Rome

GREEK CONTEMPORARY ART SHOWCASED IN ROME

By Patrizio Nissirio

GREEK CONTEMPORARY ART SHOWCASED IN ROME

Rome, November 28 - Rome, November 27 - Some of the bodies are realistic, others contorted, others still stylized and abstract. In Plural Hellenic, contemporary Greek figurative art takes the human form as its guide, representing it in a manner both brutal and poetic. Opening Wednesday through January 11 at the Vittoriano Museum in Rome, the exhibit of 88 works by 25 artists, dating from the 80s to the present, is on loan from Greek lawyer, patron and collector Sotiris Felios, who is also the show's sole sponsor. A not-inconsiderable choice at a time of crisis that is 'not only economic but also human,' as Greek ambassador to Italy, Michalis Cambanis, defined it at the exhibit's press launch on Tuesday. 'Culture and tourism are the arrows in Greece's quiver' in the fight against the economic recession, the ambassador said. Organized under the patronage of Italian President Giorgio Napolitano, whose cultural heritage conservation adviser, Louis Godart, attended the press launch, Plural Hellenic shifts the Italian public eye from the daily narrative of the Greek crisis to the realm of artistic creativity, which has remained vital in spite of everything. Curated by Giuliano Serafini, the show is divided into sections, such as Between Memory and Reality (with artists from Kostas Argyris to Kalliopi Assagiortaki), Perverting Representation (work by Michalis Manoussakis, Tassos Missouras, Nikos Siskos and more), Nature Found?, and The Savage Work, among others. Visitors roam through a series faces, bold colors, glances that are sometimes tender, sometimes fierce, in settings that are urban, others that are domestic: in Felios' collection, contemporary Greek artists are highly concentrated on the human being in all its emotional and existential nuances.
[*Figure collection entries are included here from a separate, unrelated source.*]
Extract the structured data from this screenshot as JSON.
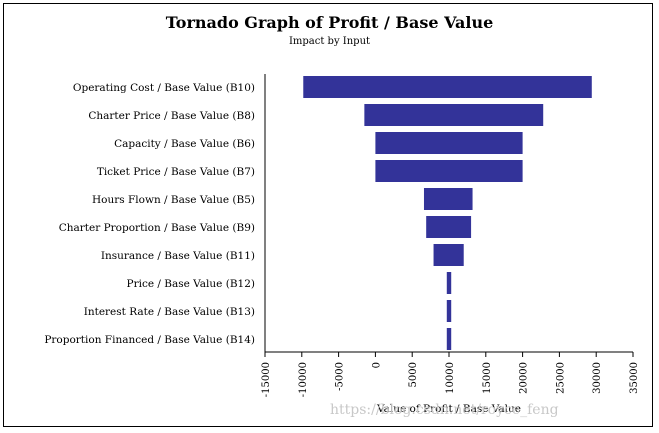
{
  "chart_data": {
    "type": "bar",
    "orientation": "horizontal",
    "title": "Tornado Graph of Profit / Base Value",
    "subtitle": "Impact by Input",
    "xlabel": "Value of Profit / Base Value",
    "xlim": [
      -15000,
      35000
    ],
    "xticks": [
      -15000,
      -10000,
      -5000,
      0,
      5000,
      10000,
      15000,
      20000,
      25000,
      30000,
      35000
    ],
    "base_value": 10000,
    "bar_color": "#333399",
    "categories": [
      "Operating Cost / Base Value (B10)",
      "Charter Price / Base Value (B8)",
      "Capacity / Base Value (B6)",
      "Ticket Price / Base Value (B7)",
      "Hours Flown / Base Value (B5)",
      "Charter Proportion / Base Value (B9)",
      "Insurance / Base Value (B11)",
      "Price / Base Value (B12)",
      "Interest Rate / Base Value (B13)",
      "Proportion Financed / Base Value (B14)"
    ],
    "low": [
      -9800,
      -1500,
      0,
      0,
      6600,
      6900,
      7900,
      9700,
      9700,
      9700
    ],
    "high": [
      29400,
      22800,
      20000,
      20000,
      13200,
      13000,
      12000,
      10300,
      10300,
      10300
    ]
  },
  "watermark": "https://blog.csdn.net/royce_feng"
}
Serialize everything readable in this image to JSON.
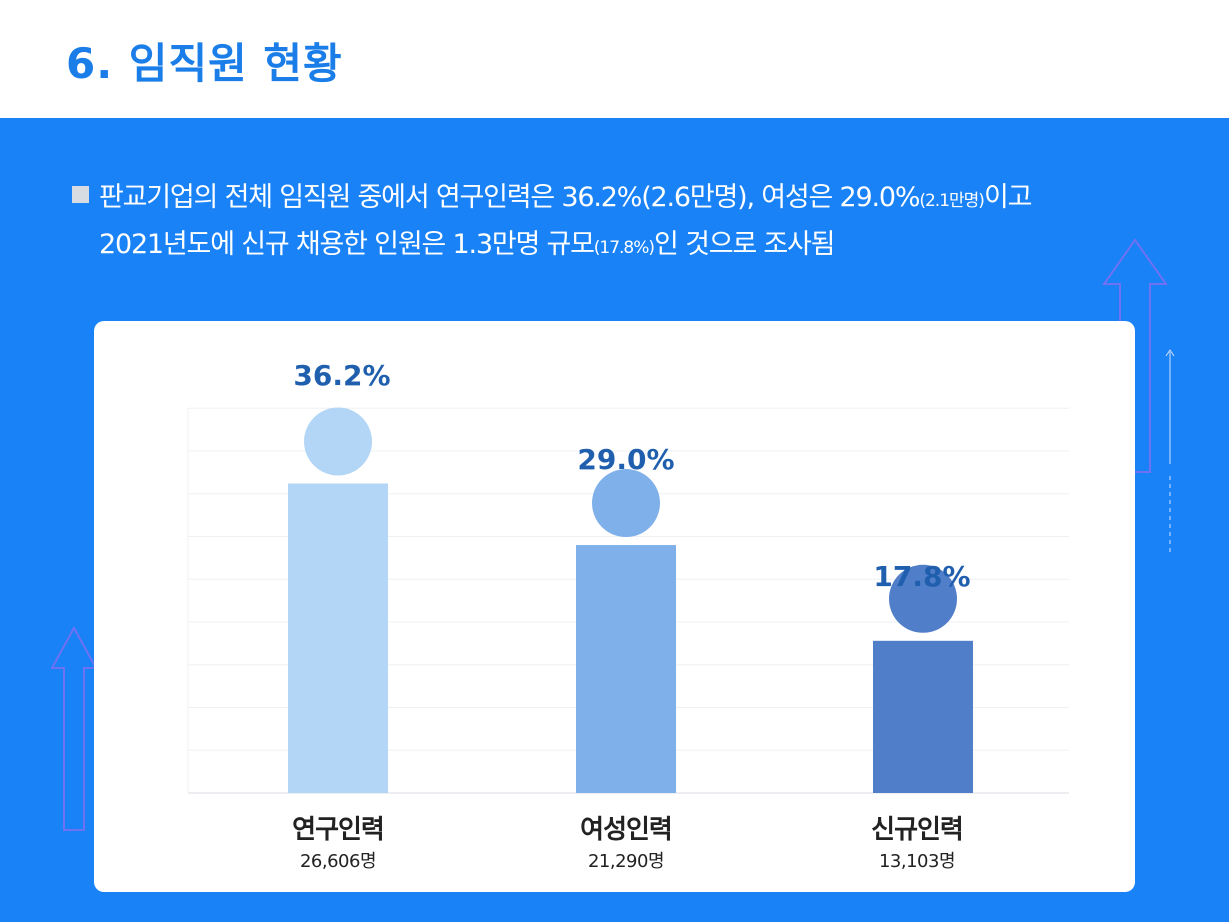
{
  "page": {
    "title": "6. 임직원 현황",
    "summary_line1_a": "판교기업의 전체 임직원 중에서 연구인력은 36.2%(2.6만명), 여성은 29.0%",
    "summary_line1_small": "(2.1만명)",
    "summary_line1_b": "이고",
    "summary_line2_a": "2021년도에 신규 채용한 인원은 1.3만명 규모",
    "summary_line2_small": "(17.8%)",
    "summary_line2_b": "인 것으로 조사됨"
  },
  "colors": {
    "panel": "#1a82f7",
    "title": "#1a7de8",
    "value_label": "#1f5fae"
  },
  "chart_data": {
    "type": "bar",
    "categories": [
      "연구인력",
      "여성인력",
      "신규인력"
    ],
    "values": [
      36.2,
      29.0,
      17.8
    ],
    "value_labels": [
      "36.2%",
      "29.0%",
      "17.8%"
    ],
    "counts": [
      "26,606명",
      "21,290명",
      "13,103명"
    ],
    "colors": [
      "#b3d6f6",
      "#7fb0ea",
      "#517ec9"
    ],
    "ylim": [
      0,
      45
    ],
    "grid": true
  }
}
A humanity that needs forever, somehow, to be narrated, even amid the chronicles of the Greek crisis, which is almost always the stuff of figures, statistics, economic analyses. 'The collection...is one of the ways in which I choose to spend my free time,' said a greatly satisfied Felios, who also presides over the Other Arcadia Foundation and is a lover of Rome, which he has been visiting for the past 40 years. 'It is a vision of my creativity through emotions that painting alone can give me'.